L’AITA interviene anche in questo senso?

Sì, spingiamo alla riabilitazione ma soprattutto al reinserimento sociale delle persone. Cerchiamo di fare in modo che gli afasici non si isolino nelle proprie case e che ricomincino a vivere, a uscire, ad avere rapporti con gli altri.

Prima ha accennato i familiari. Che ruolo hanno nel percorso di recupero?

Nei casi più fortunati la riabilitazione con un logopedista è per un’ora al giorno, è quindi il familiare quello che ci passa la maggior parte del tempo e che dovrebbe essere coinvolto nella stimolazione – non la chiamiamo riabilitazione, che è fatta dai professionisti – dell’afasico. Deve prima di tutto capire che non può sostituirsi alla persona ma spingerla a esprimersi in autonomia, creare le condizioni perché possa comunicare da solo, le sue esigenze, ciò che pensa, ciò che prova, i sentimenti, anche se oltre un certo limite non riuscirà a usare il linguaggio.

Può dare qualche spunto di approfondimento, magari partendo dalle storie di singoli pazienti?

Su Youtube si trovano dei video in cui la professoressa Anna Basso [ex-presidente dell’AITA deceduta lo scorso agosto, ndr] racconta una serie di esperienze di pazienti che descrivono come si sentono quando si svegliano.
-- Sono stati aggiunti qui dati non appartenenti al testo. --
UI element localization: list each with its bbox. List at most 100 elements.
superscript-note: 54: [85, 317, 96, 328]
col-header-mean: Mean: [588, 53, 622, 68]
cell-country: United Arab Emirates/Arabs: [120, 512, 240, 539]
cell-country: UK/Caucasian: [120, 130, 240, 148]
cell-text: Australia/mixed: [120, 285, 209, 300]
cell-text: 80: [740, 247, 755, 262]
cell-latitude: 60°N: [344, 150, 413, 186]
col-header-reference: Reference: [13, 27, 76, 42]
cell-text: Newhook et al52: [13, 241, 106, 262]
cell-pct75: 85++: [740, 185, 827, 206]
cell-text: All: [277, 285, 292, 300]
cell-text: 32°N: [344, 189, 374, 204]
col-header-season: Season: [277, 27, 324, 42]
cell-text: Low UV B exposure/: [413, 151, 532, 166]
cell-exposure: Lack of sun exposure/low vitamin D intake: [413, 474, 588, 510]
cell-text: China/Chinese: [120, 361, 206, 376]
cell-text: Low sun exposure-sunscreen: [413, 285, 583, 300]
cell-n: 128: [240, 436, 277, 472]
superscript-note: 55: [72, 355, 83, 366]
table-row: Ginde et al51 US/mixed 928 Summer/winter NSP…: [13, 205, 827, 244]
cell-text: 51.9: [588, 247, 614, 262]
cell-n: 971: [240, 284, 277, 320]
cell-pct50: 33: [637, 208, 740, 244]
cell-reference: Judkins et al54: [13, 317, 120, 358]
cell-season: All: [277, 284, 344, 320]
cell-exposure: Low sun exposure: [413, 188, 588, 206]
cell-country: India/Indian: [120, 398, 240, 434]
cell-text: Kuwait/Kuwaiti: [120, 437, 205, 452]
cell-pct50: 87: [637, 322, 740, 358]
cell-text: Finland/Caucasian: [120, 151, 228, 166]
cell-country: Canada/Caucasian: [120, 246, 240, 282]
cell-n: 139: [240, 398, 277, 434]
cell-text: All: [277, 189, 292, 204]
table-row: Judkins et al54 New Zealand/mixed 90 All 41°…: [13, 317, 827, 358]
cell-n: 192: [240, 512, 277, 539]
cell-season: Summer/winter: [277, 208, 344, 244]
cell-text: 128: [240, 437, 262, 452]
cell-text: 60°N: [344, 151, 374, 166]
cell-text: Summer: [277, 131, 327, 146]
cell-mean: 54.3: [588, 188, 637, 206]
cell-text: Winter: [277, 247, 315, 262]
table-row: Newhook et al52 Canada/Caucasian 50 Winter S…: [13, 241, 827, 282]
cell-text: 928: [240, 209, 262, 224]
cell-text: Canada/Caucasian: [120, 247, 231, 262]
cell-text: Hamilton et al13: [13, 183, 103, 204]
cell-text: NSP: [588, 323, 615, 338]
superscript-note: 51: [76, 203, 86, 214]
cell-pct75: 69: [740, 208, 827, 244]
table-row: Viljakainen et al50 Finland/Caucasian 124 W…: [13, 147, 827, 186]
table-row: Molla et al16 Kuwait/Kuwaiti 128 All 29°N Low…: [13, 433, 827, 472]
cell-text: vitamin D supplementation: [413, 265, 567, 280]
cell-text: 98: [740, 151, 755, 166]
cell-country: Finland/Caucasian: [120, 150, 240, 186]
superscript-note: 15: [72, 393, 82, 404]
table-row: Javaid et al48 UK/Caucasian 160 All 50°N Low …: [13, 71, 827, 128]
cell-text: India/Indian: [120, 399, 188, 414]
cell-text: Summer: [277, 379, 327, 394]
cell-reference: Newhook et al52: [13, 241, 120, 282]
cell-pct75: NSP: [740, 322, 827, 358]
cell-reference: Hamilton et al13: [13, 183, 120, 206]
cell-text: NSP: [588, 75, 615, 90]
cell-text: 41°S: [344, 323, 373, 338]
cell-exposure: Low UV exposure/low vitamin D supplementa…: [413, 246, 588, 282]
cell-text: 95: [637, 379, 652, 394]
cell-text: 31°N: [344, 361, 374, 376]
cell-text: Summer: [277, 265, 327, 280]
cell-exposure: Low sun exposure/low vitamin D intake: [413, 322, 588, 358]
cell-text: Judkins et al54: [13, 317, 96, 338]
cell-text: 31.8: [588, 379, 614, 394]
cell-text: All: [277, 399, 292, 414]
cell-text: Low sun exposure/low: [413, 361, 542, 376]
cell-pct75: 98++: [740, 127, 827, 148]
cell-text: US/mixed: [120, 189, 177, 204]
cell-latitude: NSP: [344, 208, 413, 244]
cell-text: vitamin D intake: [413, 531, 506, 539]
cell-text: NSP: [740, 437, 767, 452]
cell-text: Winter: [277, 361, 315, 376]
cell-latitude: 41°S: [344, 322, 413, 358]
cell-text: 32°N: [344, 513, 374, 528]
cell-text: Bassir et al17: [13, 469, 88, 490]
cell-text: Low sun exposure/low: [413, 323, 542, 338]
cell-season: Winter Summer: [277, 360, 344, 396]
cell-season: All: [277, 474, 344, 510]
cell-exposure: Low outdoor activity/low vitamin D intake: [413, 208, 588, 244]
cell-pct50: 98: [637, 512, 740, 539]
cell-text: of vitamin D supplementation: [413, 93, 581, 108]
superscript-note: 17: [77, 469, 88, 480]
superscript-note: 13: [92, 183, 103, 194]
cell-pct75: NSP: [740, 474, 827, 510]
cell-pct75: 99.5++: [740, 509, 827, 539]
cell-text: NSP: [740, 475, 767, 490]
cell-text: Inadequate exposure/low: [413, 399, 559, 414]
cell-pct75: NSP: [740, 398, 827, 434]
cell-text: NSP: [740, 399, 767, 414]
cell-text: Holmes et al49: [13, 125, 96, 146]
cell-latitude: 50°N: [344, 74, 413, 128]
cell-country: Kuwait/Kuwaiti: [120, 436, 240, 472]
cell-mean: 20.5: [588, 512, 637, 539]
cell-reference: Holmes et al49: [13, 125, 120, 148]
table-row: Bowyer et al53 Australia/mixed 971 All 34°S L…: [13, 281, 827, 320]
È come se ti svegliassi all’improvviso in un paese in cui non capisci assolutamente nulla di quello che ti viene detto. E non sai che diavolo ti è successo. Hai avuto un ictus, ti svegli all’improvviso dopo la perdita di coscienza e senti delle persone che parlano, ma semplicemente non capisci cosa dicono. Tu cominci a parlare e queste non capiscono e non capendo si rivolgono a qualcun altro, e ti senti scavalcato. Sono delle esperienze veramente drammatiche.